Il profondo biancorosso è collettivo. L’attacco non esiste, la difesa pure

Nel grigiore generale l’unica menzione d’onore è per Cavaliero. Le pagelle di Fabio Gandini

Fuori partita dall’inizio alla fine. E se deve valere un dato, si prenda quello dei rimbalzi: un “bulimico” di carambole come lui a Pistoia ne cattura solo 5 in 18 minuti. Moretti gli preferisce di gran lunga Campani (non con chissà quali risultati, tuttavia…), perché il nostro viene continuamente maltrattato da Magro e Crosariol. Ci sta che non sia pericoloso in attacco (eufemismo: ieri 3 punti): è preoccupante che sia un telepass dietro.

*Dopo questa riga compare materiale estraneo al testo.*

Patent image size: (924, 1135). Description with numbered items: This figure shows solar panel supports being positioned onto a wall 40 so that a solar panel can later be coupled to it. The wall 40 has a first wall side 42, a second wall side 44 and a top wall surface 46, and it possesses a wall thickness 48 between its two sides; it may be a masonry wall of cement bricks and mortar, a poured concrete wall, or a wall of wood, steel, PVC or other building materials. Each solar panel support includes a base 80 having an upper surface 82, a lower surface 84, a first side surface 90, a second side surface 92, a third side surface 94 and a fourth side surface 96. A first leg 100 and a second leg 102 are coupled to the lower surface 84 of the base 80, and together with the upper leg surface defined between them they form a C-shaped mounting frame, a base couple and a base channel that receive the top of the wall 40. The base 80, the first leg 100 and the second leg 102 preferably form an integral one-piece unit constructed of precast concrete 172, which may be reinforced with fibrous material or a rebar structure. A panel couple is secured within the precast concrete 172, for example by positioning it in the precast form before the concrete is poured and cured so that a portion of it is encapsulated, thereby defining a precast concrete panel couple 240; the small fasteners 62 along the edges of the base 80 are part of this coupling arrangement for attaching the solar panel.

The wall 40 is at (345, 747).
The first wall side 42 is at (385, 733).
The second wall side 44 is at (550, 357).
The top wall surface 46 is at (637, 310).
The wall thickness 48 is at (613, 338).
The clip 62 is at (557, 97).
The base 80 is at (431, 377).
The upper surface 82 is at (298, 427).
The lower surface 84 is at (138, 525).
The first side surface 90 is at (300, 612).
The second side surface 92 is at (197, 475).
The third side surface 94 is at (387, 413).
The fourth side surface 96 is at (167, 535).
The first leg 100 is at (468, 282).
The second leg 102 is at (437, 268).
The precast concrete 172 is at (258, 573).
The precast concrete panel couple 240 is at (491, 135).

Non ha in mano la squadra, non dà leadership, non incide. Anche quando riesce a battere la prima linea difensiva dei padroni di casa, si trova spaesato e indeciso sul da farsi: a chi la passo? Nell’attacco biancorosso le spaziature giuste, quelle che servirebbero a creare pericolosità, latitano in maniera clamorosa: e lui, anche oltre i suoi demeriti, diventa inutile e si demoralizza.

Un punto in più degli altri solo per la consueta “garra” con cui entra in campo. Stavolta, tuttavia, la presa elettrica serba va presto in corto circuito: spuntato da fuori (0/4), bloccato – dopo il promettente inizio – pure nelle folate in penetrazione. Anche lui, così come il collega Maynor, viene violentato difensivamente dai giochi a due dei toscani.

Saltare non basta, ragazzo: gli avversari imparano presto ad aggirarti e a segnare lo stesso, anche se si tratta di onesti mestieranti del gioco. I sette rimbalzi non riescono a salvarlo.

Meriterebbe una sufficienza più che abbondante, in altre circostanze. Perché – al netto dei tanti problemi difensivi accusati contro Cournooh – è l’unico, davvero l’unico, che ci mette l’anima. Da buon capitano. Quando si perde di 33 a Pistoia (non all’Oracle Arena), però, non si può promuovere nessuno.

Impotente, come tutti quelli che vestono la maglia rossa. In retroguardia è meno imbarazzante dei colleghi di reparto, ma nel complesso sembra perdere un’altra occasione per mettere una vera impronta su un match. Trattasi di peccato grave per chi parte di rincorsa.

Pronti via e gli vedi fare due difese delle sue su Boothe. E speri che, tutto sommato, il buongiorno si veda dal mattino. Poi l’estone sparisce letteralmente dal radar: lo ritrovi sul referto alla fine, convincendoti così che abbia giocato davvero e che tu non ti sia sognato le due azioni iniziali.

Non segna mai. Mai. Mai. Mai. Mai.

Non segna mai. Mai. Mai. Mai. Mai (seconda versione). I 10 punti a tabellino quando non conta più nulla non valgono, appunto, nulla. Ah: a differenza di Eyenga, Johnson non difende nemmeno.